Saturday, August 5, 2017

Troubling fallout from Asian American band's legal victory

The Slants' Supreme Court victory spur trademark applications for racial slurs.


AFTER AN Asian/American band won a U.S. Supreme Court victory to trademark their controversial name in June, the U.S. Patent and Trademark Office has received applications for trademarking other derogatory terms such as the n-word, the Vox reports.
The Portland, Oregon-based Slants won their landmark case after they were rejected by the U.S. Patent and Trademark Office because their name was deemed offensive. The Slants said they use the name to reclaim the slur and represent the rights of marginalized communities in the U.S.

“We had called ourselves the Slants as a way of seizing control of a racial slur, turning it on its head and draining its venom,” frontman Simon Tam wrote in a New York Times op-ed.

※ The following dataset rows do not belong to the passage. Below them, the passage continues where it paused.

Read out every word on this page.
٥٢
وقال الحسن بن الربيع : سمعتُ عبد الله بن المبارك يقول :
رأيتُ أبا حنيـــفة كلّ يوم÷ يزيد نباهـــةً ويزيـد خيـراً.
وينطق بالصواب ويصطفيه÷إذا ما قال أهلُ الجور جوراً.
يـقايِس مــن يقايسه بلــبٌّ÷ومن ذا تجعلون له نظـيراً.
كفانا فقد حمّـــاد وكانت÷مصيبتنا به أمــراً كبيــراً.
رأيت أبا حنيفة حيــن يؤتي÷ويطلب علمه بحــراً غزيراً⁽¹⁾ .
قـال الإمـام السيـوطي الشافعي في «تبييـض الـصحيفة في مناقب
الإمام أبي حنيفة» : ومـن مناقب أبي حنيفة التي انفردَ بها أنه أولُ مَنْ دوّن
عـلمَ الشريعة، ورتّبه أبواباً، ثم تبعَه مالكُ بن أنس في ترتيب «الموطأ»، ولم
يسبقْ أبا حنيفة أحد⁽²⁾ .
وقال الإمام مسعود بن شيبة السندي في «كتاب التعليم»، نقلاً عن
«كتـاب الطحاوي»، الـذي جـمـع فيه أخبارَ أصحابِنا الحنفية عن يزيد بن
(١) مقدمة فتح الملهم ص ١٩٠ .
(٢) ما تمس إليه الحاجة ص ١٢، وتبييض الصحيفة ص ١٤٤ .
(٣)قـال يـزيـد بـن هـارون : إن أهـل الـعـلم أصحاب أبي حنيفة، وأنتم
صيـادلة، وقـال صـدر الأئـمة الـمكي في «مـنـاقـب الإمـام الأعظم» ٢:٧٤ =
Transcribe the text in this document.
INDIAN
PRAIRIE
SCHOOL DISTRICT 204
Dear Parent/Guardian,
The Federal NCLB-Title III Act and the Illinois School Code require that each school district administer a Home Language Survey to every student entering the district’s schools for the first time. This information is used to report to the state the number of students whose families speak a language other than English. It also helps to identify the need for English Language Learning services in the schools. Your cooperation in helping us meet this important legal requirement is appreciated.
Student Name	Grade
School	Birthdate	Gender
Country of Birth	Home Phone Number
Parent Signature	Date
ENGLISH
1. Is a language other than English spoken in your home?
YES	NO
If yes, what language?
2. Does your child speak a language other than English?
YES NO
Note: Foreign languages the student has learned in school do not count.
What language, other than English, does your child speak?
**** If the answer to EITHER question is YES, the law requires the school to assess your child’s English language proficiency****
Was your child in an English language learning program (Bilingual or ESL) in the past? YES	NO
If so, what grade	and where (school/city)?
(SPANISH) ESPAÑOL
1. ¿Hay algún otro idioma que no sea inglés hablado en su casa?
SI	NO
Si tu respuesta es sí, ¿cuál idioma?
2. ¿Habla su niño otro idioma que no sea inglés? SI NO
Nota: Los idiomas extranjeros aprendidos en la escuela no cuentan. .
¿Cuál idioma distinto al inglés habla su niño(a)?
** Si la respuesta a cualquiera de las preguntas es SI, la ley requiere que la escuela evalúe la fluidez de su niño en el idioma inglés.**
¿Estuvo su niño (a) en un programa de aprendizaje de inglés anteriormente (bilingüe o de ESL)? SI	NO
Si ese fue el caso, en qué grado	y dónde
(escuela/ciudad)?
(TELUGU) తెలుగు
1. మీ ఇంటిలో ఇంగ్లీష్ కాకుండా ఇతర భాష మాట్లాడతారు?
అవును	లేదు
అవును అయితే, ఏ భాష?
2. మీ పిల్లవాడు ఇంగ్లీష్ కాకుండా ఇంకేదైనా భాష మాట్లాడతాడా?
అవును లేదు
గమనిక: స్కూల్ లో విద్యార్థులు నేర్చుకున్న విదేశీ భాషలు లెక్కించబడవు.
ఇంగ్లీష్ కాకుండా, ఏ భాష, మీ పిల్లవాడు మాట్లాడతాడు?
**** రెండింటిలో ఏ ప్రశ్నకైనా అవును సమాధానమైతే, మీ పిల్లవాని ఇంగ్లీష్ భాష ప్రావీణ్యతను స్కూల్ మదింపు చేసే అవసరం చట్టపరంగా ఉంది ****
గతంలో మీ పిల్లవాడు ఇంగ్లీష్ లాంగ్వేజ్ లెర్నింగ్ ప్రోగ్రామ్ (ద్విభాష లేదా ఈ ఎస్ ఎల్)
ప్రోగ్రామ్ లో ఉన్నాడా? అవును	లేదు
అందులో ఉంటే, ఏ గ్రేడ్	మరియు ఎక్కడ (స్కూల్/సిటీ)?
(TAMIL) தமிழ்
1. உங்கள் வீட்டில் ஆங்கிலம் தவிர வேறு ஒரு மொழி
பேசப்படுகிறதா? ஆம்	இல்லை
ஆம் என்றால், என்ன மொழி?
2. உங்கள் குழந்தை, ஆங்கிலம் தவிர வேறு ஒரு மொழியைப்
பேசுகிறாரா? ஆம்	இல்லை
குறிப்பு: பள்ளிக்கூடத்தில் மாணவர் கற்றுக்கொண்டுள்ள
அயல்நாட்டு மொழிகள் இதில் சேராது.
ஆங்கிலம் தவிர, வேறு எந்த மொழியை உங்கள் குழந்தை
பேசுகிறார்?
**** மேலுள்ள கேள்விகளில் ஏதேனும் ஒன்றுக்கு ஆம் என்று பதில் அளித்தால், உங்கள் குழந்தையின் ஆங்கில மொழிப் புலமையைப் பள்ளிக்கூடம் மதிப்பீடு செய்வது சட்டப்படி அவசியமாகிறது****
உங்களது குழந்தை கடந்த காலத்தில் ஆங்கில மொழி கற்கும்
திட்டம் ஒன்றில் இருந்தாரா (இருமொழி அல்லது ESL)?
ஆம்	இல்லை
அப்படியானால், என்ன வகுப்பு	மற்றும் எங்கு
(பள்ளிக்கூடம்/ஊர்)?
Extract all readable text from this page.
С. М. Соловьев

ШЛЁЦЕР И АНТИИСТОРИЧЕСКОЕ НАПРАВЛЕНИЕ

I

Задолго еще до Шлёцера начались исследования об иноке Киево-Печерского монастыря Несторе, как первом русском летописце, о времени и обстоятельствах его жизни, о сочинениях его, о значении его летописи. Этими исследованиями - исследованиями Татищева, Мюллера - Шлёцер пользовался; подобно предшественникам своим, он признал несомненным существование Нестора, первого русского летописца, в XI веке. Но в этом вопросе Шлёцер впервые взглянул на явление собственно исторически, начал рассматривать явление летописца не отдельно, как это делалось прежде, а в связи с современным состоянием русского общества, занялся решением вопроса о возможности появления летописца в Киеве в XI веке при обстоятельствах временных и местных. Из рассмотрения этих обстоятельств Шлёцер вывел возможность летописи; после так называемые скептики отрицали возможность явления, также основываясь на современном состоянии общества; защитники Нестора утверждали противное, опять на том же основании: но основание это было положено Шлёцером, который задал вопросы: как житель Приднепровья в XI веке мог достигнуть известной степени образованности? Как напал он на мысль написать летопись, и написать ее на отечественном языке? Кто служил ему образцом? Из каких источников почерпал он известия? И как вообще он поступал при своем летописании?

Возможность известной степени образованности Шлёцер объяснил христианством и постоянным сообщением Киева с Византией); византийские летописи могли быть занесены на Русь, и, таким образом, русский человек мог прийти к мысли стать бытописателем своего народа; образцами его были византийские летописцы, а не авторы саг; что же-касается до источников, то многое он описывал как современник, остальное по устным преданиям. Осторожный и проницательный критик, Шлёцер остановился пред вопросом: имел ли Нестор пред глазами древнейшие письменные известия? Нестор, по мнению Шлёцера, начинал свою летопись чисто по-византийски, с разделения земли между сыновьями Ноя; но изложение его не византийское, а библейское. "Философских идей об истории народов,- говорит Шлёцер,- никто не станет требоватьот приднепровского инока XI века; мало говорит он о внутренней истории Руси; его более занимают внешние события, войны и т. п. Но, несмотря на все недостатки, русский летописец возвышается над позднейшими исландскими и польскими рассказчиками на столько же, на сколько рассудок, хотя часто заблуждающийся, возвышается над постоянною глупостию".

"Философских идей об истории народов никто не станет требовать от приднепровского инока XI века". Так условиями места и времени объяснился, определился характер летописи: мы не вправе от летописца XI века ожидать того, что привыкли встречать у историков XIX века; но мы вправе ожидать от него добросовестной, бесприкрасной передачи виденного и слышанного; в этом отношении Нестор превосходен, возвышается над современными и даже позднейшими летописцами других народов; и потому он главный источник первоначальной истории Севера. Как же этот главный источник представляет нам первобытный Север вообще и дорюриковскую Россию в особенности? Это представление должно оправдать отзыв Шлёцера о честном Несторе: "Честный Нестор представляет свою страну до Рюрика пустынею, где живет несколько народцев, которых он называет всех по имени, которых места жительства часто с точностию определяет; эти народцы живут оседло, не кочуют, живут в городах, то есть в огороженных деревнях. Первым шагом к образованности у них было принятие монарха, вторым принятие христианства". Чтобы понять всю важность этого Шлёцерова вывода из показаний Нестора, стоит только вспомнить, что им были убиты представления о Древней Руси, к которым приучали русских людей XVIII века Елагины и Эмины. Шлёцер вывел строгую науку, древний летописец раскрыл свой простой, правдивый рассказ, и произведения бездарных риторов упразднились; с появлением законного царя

RELATED: The Slants get to keep its name
The trademark office has since received a total of seven applications for versions of the n-word and one with a Chinese slur and emblem of the Nazi party.

Two entrepreneurs who applied for trademarking versions of the n-word claim it is an act of keeping it out of the hands of racist people, according to the Washington Post. Steve Maynard, an attorney in Alexandria, and Curtis Bordenave from Mississippi both applied for a trademark of the n-word after the Supreme Court ruled in favor of the Slants.

Bordenave wishes to use the word in “retail store services featuring clothing, books, music and general merchandise” to prevent groups from profiting off the word.

“If an individual organization tries to use it to gain finances for their organization . . . that is not something we think is right, we’re going to protect our mark,” Bordenave said to the Washington Post.

As a black male living in the South, Maynard was motivated to “censor” the word. He also filed to trademark the Nazi swastika.

“We hope to flood the market with T-shirts and clothing and end up opening up a discussion,” said Maynard.